Companies like NVDIA or Intel (with its acquisition of Altera), are interested in these technologies, because although it is possible to approach the training of the machine from general-purpose processors such as the Broadwell, at the level of productivity, it is more efficient, downloading from this task to the main processor and perform it from a coprocessor. Given that for this task, simple (or even average) precision is sufficient, the result is that GPU cards like the ones NVDIA has with more than 3.000 cores, are an ideal element to approach this problem. Also, Pascal technology (versus old Kepler or even Maxwell) has of course in some cases increased 100% performance in Tflops and also doubles the bandwidth to memory which has greatly improved efficiency for these kinds of calculations.
These systems, also previously called neural, behave better with a greater number of less powerful cores (such as those offered by GPUs and coprocessors, whether FPGA or Phi) and with more difficulty, on Xeon Broadwell processors, for example, which are excellent at processing. general purpose and as execution of operating systems.
There is also beginning to be a software ecosystem of great interest, with proprietary tools such as Mathlab or open source tools such as R Python. Google and other companies have also developed their own algorithms.
It is perhaps the theoretical part, the one that can interest researchers the most. However, it has a great practical application, which draws from this basic research, in fields among which it is worth mentioning:
computer aided detection
It will be the most common application in the near future due to its relative ease of implementation. These systems can help alert radiologists to suspicious lesions that require further review. This implies that the analysis will be faster and reduces the risk of human error.
Quantitative imaging tools help specialists segment, visualize and quantify what they are seeing. This can streamline processes and simplify the decision-making process.
Decision support tools
They combine the two areas above to help create automated workflow tools for professionals. They can provide guidelines and specific objectives of detailed analysis after a previous analysis carried out automatically by these systems.
computer aided diagnosis
Computer-aided diagnostic tools combine all of the aforementioned tools to offer diagnoses supported by probabilities. The systems won't make the final diagnosis, but if a radiologist is informed by the output of running a deep learning algorithm that a certain diagnosis has about a ninety percent chance of being correct, the radiologist can focus on confirm that diagnosis instead of wasting time reviewing other cases in which the probability of a diagnosis is very low.
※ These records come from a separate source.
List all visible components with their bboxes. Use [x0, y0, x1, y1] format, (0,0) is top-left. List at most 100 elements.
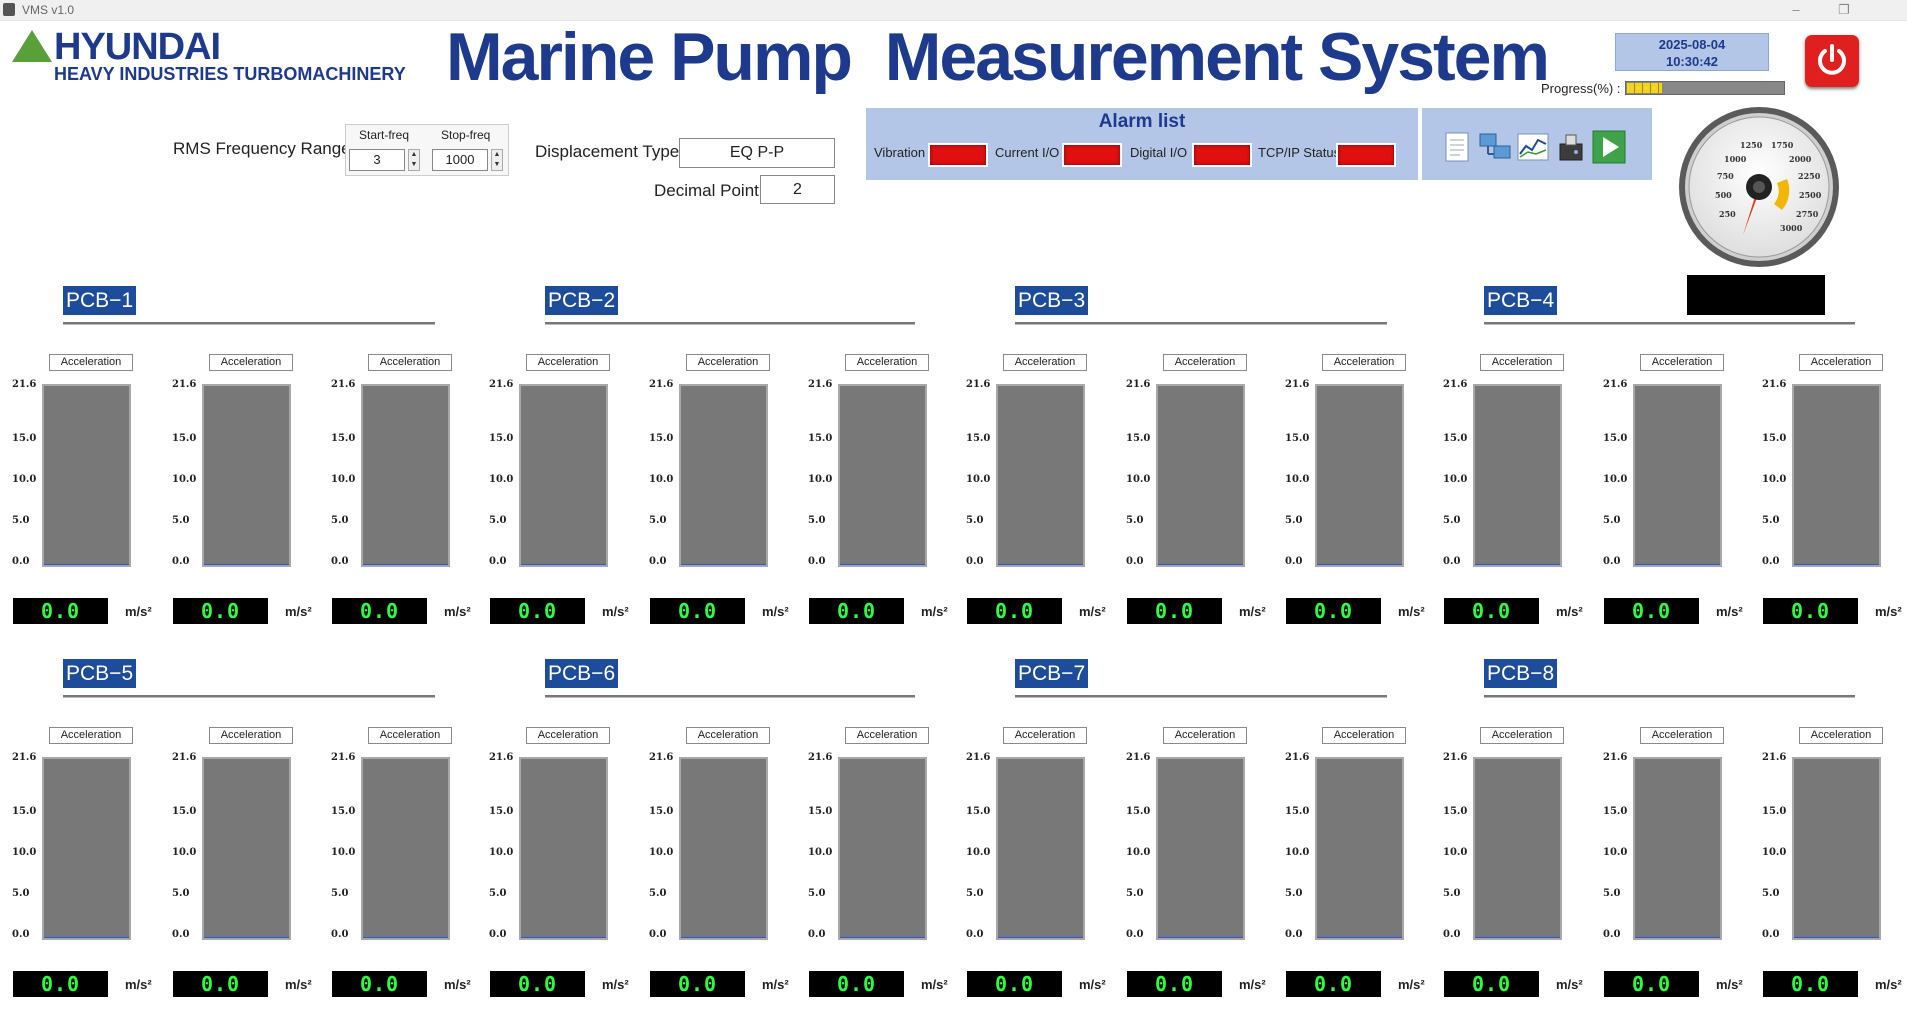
axis-tick-label: 15.0 — [489, 806, 514, 817]
axis-tick-label: 0.0 — [12, 929, 30, 940]
axis-tick-label: 21.6 — [1126, 752, 1151, 763]
acceleration-bar — [1473, 384, 1562, 567]
bar-level — [681, 564, 766, 565]
time-text: 10:30:42 — [1665, 54, 1719, 69]
axis-tick-label: 10.0 — [1762, 474, 1787, 485]
minimize-button[interactable]: – — [1782, 1, 1810, 19]
power-button[interactable] — [1805, 35, 1859, 87]
acceleration-bar — [679, 384, 768, 567]
alarm-panel: Alarm list Vibration Current I/O Digital… — [866, 108, 1418, 180]
axis-tick-label: 0.0 — [966, 556, 984, 567]
bar-level — [998, 564, 1083, 565]
axis-tick-label: 21.6 — [12, 752, 37, 763]
axis-tick-label: 0.0 — [1443, 556, 1461, 567]
axis-tick-label: 21.6 — [331, 379, 356, 390]
channel-y-axis: 21.6 15.0 10.0 5.0 0.0 — [966, 752, 991, 942]
logo-name: HYUNDAI — [54, 26, 221, 68]
axis-tick-label: 15.0 — [808, 806, 833, 817]
axis-tick-label: 15.0 — [12, 806, 37, 817]
unit-label: m/s² — [762, 604, 789, 619]
stop-freq-spinner[interactable]: ▲ ▼ — [491, 149, 503, 171]
axis-tick-label: 0.0 — [1603, 929, 1621, 940]
power-icon — [1818, 44, 1846, 75]
axis-tick-label: 10.0 — [1603, 847, 1628, 858]
axis-tick-label: 10.0 — [808, 474, 833, 485]
decimal-point-field[interactable]: 2 — [760, 175, 835, 204]
acceleration-bar — [1633, 757, 1722, 940]
device-icon[interactable] — [1554, 130, 1588, 164]
axis-tick-label: 15.0 — [1443, 806, 1468, 817]
progress-label: Progress(%) : — [1541, 81, 1621, 96]
trend-chart-icon[interactable] — [1516, 130, 1550, 164]
channel-label: Acceleration — [49, 354, 133, 371]
axis-tick-label: 10.0 — [12, 847, 37, 858]
channel-label: Acceleration — [1799, 727, 1883, 744]
acceleration-value-display: 0.0 — [1286, 598, 1381, 624]
axis-tick-label: 21.6 — [966, 752, 991, 763]
start-freq-input[interactable]: 3 — [349, 149, 405, 171]
acceleration-value-display: 0.0 — [650, 971, 745, 997]
axis-tick-label: 0.0 — [172, 929, 190, 940]
axis-tick-label: 15.0 — [489, 433, 514, 444]
acceleration-value-display: 0.0 — [173, 971, 268, 997]
alarm-title: Alarm list — [1098, 111, 1186, 132]
bar-level — [204, 564, 289, 565]
axis-tick-label: 0.0 — [489, 556, 507, 567]
axis-tick-label: 15.0 — [1762, 806, 1787, 817]
channel-y-axis: 21.6 15.0 10.0 5.0 0.0 — [808, 379, 833, 569]
restore-button[interactable]: ❐ — [1830, 1, 1858, 19]
axis-tick-label: 15.0 — [966, 806, 991, 817]
pcb-title-underline — [545, 322, 915, 324]
acceleration-value-display: 0.0 — [967, 598, 1062, 624]
bar-level — [998, 937, 1083, 938]
axis-tick-label: 0.0 — [331, 556, 349, 567]
axis-tick-label: 5.0 — [808, 515, 826, 526]
axis-tick-label: 10.0 — [649, 474, 674, 485]
axis-tick-label: 10.0 — [1762, 847, 1787, 858]
channel-y-axis: 21.6 15.0 10.0 5.0 0.0 — [12, 379, 37, 569]
acceleration-bar — [1156, 384, 1245, 567]
acceleration-bar — [1792, 757, 1881, 940]
pcb-title-underline — [1484, 695, 1855, 697]
bar-level — [521, 937, 606, 938]
channel-label: Acceleration — [1480, 727, 1564, 744]
channel-y-axis: 21.6 15.0 10.0 5.0 0.0 — [489, 379, 514, 569]
axis-tick-label: 10.0 — [1126, 474, 1151, 485]
axis-tick-label: 15.0 — [649, 806, 674, 817]
channel-label: Acceleration — [1480, 354, 1564, 371]
channel-y-axis: 21.6 15.0 10.0 5.0 0.0 — [1603, 379, 1628, 569]
channel-label: Acceleration — [526, 727, 610, 744]
axis-tick-label: 15.0 — [172, 433, 197, 444]
acceleration-bar — [519, 757, 608, 940]
pcb-title: PCB−5 — [63, 659, 137, 688]
gauge-tick: 750 — [1717, 171, 1734, 181]
acceleration-value-display: 0.0 — [809, 598, 904, 624]
pcb-title-underline — [63, 695, 435, 697]
progress-fill — [1627, 83, 1662, 93]
axis-tick-label: 5.0 — [649, 888, 667, 899]
play-icon[interactable] — [1592, 130, 1626, 164]
acceleration-value-display: 0.0 — [1444, 971, 1539, 997]
gauge-tick: 250 — [1719, 209, 1736, 219]
axis-tick-label: 0.0 — [808, 929, 826, 940]
bar-level — [1317, 937, 1402, 938]
channel-label: Acceleration — [1163, 727, 1247, 744]
axis-tick-label: 15.0 — [1603, 433, 1628, 444]
alarm-led-current-io — [1062, 143, 1122, 167]
bar-level — [44, 937, 129, 938]
acceleration-value-display: 0.0 — [650, 598, 745, 624]
stop-freq-input[interactable]: 1000 — [432, 149, 488, 171]
network-icon[interactable] — [1478, 130, 1512, 164]
unit-label: m/s² — [444, 604, 471, 619]
start-freq-label: Start-freq — [359, 128, 410, 142]
axis-tick-label: 15.0 — [1285, 806, 1310, 817]
bar-level — [1158, 937, 1243, 938]
alarm-led-vibration — [928, 143, 988, 167]
displacement-type-field[interactable]: EQ P-P — [679, 138, 835, 168]
axis-tick-label: 10.0 — [331, 847, 356, 858]
unit-label: m/s² — [1556, 977, 1583, 992]
axis-tick-label: 10.0 — [12, 474, 37, 485]
start-freq-spinner[interactable]: ▲ ▼ — [408, 149, 420, 171]
report-icon[interactable] — [1440, 130, 1474, 164]
acceleration-value-display: 0.0 — [13, 971, 108, 997]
At the base of all this, a self-taught artificial neural network is used that has learned from thousands of cases so far and will continue to improve with each new case it analyzes.
Returning to the Mathlab tool, the recognition of patterns in images or even videos, begins to be in orders of 80-90% success, once we have a well-trained system, with previous patterns.
Within Mathlab, machine learning for computer vision is very successful, being able to have learning patterns that are quite accurate when similar images must be identified.
SIE, as Intel Platinum Partner and HPC Specialist and NVDIA Partner, has had access to the latest technologies in this field, both NVIDIA Pascal technology with Cuda 8, as well as the new Intel Phi Knight Landing implementations, of which He has rich experience in HPC field.